Criadora e coordenadora da especialização em Escrita e Criação na Universidade de Fortaleza, Socorro Acioli assistiu à premiação ao vivo e estava falando com Stênio nos dias anteriores à cerimônia. Ela gritou bem alto quando o anúncio foi realizado. “O resultado saiu perto de uma hora da manhã; acordei o prédio inteiro”, diz.

“Estava receosa porque os indicados eram todos muito bons, mas quando o apresentador subiu ao palco eu tive a certeza de que ele ia ganhar. E a certeza se confirmou”.

Olhando em retrospecto para a jornada de Stênio, a escritora afirma que o caminho trilhado por ele tem muito a ensinar, sobretudo àqueles e àquelas que desejam se lançar em uma carreira literária.

“Ele fez a especialização que eu criei e coordeno na Unifor, e faz curso comigo desde 2013. Sempre foi um grande leitor. Teve muita paciência na elaboração desse texto. Foram vários anos de escrita, reescrita, revisão... Quando eu mandei para a Companhia das Letras, foi com muita certeza de que era um grande livro, assim como quando enviei para a Agência Riff. Tô muito feliz em ver o Stênio reconhecido porque ele merece. Merece isso e muito mais”.

 

> Leia, na íntegra, o discurso de Stênio Gardel na cerimônia:

Obrigado à National Book Foundation e aos jurados.

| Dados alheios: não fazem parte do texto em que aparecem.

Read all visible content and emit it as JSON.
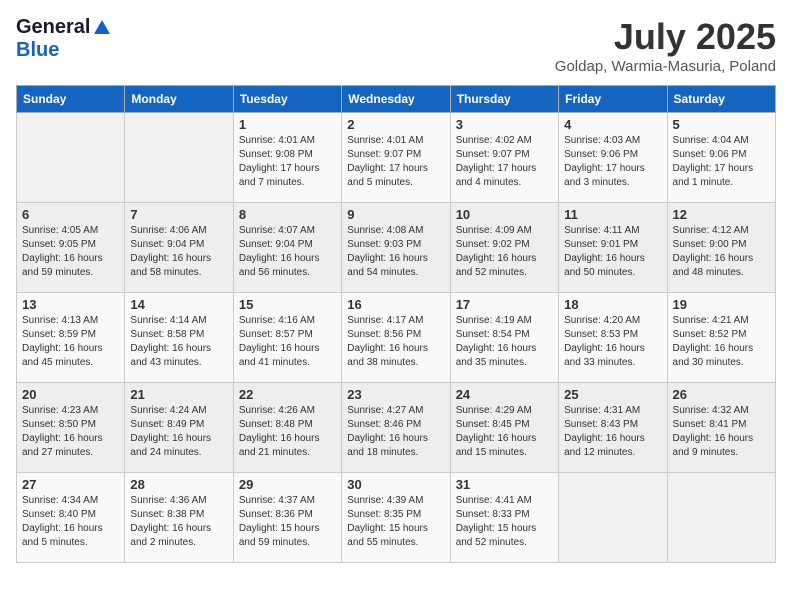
{
  "header": {
    "logo_general": "General",
    "logo_blue": "Blue",
    "month_title": "July 2025",
    "location": "Goldap, Warmia-Masuria, Poland"
  },
  "weekdays": [
    "Sunday",
    "Monday",
    "Tuesday",
    "Wednesday",
    "Thursday",
    "Friday",
    "Saturday"
  ],
  "weeks": [
    [
      {
        "day": "",
        "info": ""
      },
      {
        "day": "",
        "info": ""
      },
      {
        "day": "1",
        "info": "Sunrise: 4:01 AM\nSunset: 9:08 PM\nDaylight: 17 hours and 7 minutes."
      },
      {
        "day": "2",
        "info": "Sunrise: 4:01 AM\nSunset: 9:07 PM\nDaylight: 17 hours and 5 minutes."
      },
      {
        "day": "3",
        "info": "Sunrise: 4:02 AM\nSunset: 9:07 PM\nDaylight: 17 hours and 4 minutes."
      },
      {
        "day": "4",
        "info": "Sunrise: 4:03 AM\nSunset: 9:06 PM\nDaylight: 17 hours and 3 minutes."
      },
      {
        "day": "5",
        "info": "Sunrise: 4:04 AM\nSunset: 9:06 PM\nDaylight: 17 hours and 1 minute."
      }
    ],
    [
      {
        "day": "6",
        "info": "Sunrise: 4:05 AM\nSunset: 9:05 PM\nDaylight: 16 hours and 59 minutes."
      },
      {
        "day": "7",
        "info": "Sunrise: 4:06 AM\nSunset: 9:04 PM\nDaylight: 16 hours and 58 minutes."
      },
      {
        "day": "8",
        "info": "Sunrise: 4:07 AM\nSunset: 9:04 PM\nDaylight: 16 hours and 56 minutes."
      },
      {
        "day": "9",
        "info": "Sunrise: 4:08 AM\nSunset: 9:03 PM\nDaylight: 16 hours and 54 minutes."
      },
      {
        "day": "10",
        "info": "Sunrise: 4:09 AM\nSunset: 9:02 PM\nDaylight: 16 hours and 52 minutes."
      },
      {
        "day": "11",
        "info": "Sunrise: 4:11 AM\nSunset: 9:01 PM\nDaylight: 16 hours and 50 minutes."
      },
      {
        "day": "12",
        "info": "Sunrise: 4:12 AM\nSunset: 9:00 PM\nDaylight: 16 hours and 48 minutes."
      }
    ],
    [
      {
        "day": "13",
        "info": "Sunrise: 4:13 AM\nSunset: 8:59 PM\nDaylight: 16 hours and 45 minutes."
      },
      {
        "day": "14",
        "info": "Sunrise: 4:14 AM\nSunset: 8:58 PM\nDaylight: 16 hours and 43 minutes."
      },
      {
        "day": "15",
        "info": "Sunrise: 4:16 AM\nSunset: 8:57 PM\nDaylight: 16 hours and 41 minutes."
      },
      {
        "day": "16",
        "info": "Sunrise: 4:17 AM\nSunset: 8:56 PM\nDaylight: 16 hours and 38 minutes."
      },
      {
        "day": "17",
        "info": "Sunrise: 4:19 AM\nSunset: 8:54 PM\nDaylight: 16 hours and 35 minutes."
      },
      {
        "day": "18",
        "info": "Sunrise: 4:20 AM\nSunset: 8:53 PM\nDaylight: 16 hours and 33 minutes."
      },
      {
        "day": "19",
        "info": "Sunrise: 4:21 AM\nSunset: 8:52 PM\nDaylight: 16 hours and 30 minutes."
      }
    ],
    [
      {
        "day": "20",
        "info": "Sunrise: 4:23 AM\nSunset: 8:50 PM\nDaylight: 16 hours and 27 minutes."
      },
      {
        "day": "21",
        "info": "Sunrise: 4:24 AM\nSunset: 8:49 PM\nDaylight: 16 hours and 24 minutes."
      },
      {
        "day": "22",
        "info": "Sunrise: 4:26 AM\nSunset: 8:48 PM\nDaylight: 16 hours and 21 minutes."
      },
      {
        "day": "23",
        "info": "Sunrise: 4:27 AM\nSunset: 8:46 PM\nDaylight: 16 hours and 18 minutes."
      },
      {
        "day": "24",
        "info": "Sunrise: 4:29 AM\nSunset: 8:45 PM\nDaylight: 16 hours and 15 minutes."
      },
      {
        "day": "25",
        "info": "Sunrise: 4:31 AM\nSunset: 8:43 PM\nDaylight: 16 hours and 12 minutes."
      },
      {
        "day": "26",
        "info": "Sunrise: 4:32 AM\nSunset: 8:41 PM\nDaylight: 16 hours and 9 minutes."
      }
    ],
    [
      {
        "day": "27",
        "info": "Sunrise: 4:34 AM\nSunset: 8:40 PM\nDaylight: 16 hours and 5 minutes."
      },
      {
        "day": "28",
        "info": "Sunrise: 4:36 AM\nSunset: 8:38 PM\nDaylight: 16 hours and 2 minutes."
      },
      {
        "day": "29",
        "info": "Sunrise: 4:37 AM\nSunset: 8:36 PM\nDaylight: 15 hours and 59 minutes."
      },
      {
        "day": "30",
        "info": "Sunrise: 4:39 AM\nSunset: 8:35 PM\nDaylight: 15 hours and 55 minutes."
      },
      {
        "day": "31",
        "info": "Sunrise: 4:41 AM\nSunset: 8:33 PM\nDaylight: 15 hours and 52 minutes."
      },
      {
        "day": "",
        "info": ""
      },
      {
        "day": "",
        "info": ""
      }
    ]
  ]
}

Eu dedico esse prêmio à minha mãe, Irene. Ela não está mais com a gente, mas sempre acreditou em mim, e eu não estaria aqui se não fosse por ela. Ela era a melhor mãe, e eu sinto muita saudade.

Eu quero agradecer ao meu irmão, Jardel, minha família e meus amigos. Socorro Acioli, Vanessa Ferrari, Julia Bussius. Também o Fernando Rinaldi, Stéphanie Roque e todo mundo na Companhia das Letras, minha editora brasileira, e Lucia Riff, Julia Wähmann e todos na Agência Riff.

Finalmente, dois agradecimentos especiais. À Bruna, por capturar o coração e a respiração do livro e escrevê-los nas suas próprias e lindas palavras. E a Michael Wise, editor e co-fundador da New Vessel Press, por toda sua dedicação e trabalho e por dar ao meu romance uma casa maravilhosa.

Crescendo como um menino gay no interior do nordeste do Brasil, era impossível para mim sonhar com uma honra como esta. Mas estando aqui esta noite, recebendo este prêmio por um romance sobre a jornada de outro homem gay até sua autoaceitação, eu quero dizer a todas as pessoas que já se sentiram erradas em relação a si mesmas que seu coração e seu desejo são verdadeiros e vocês são tão merecedores, como todo mundo, de ter uma vida realizada e alcançar sonhos impossíveis.

Obrigado, tenham uma excelente noite!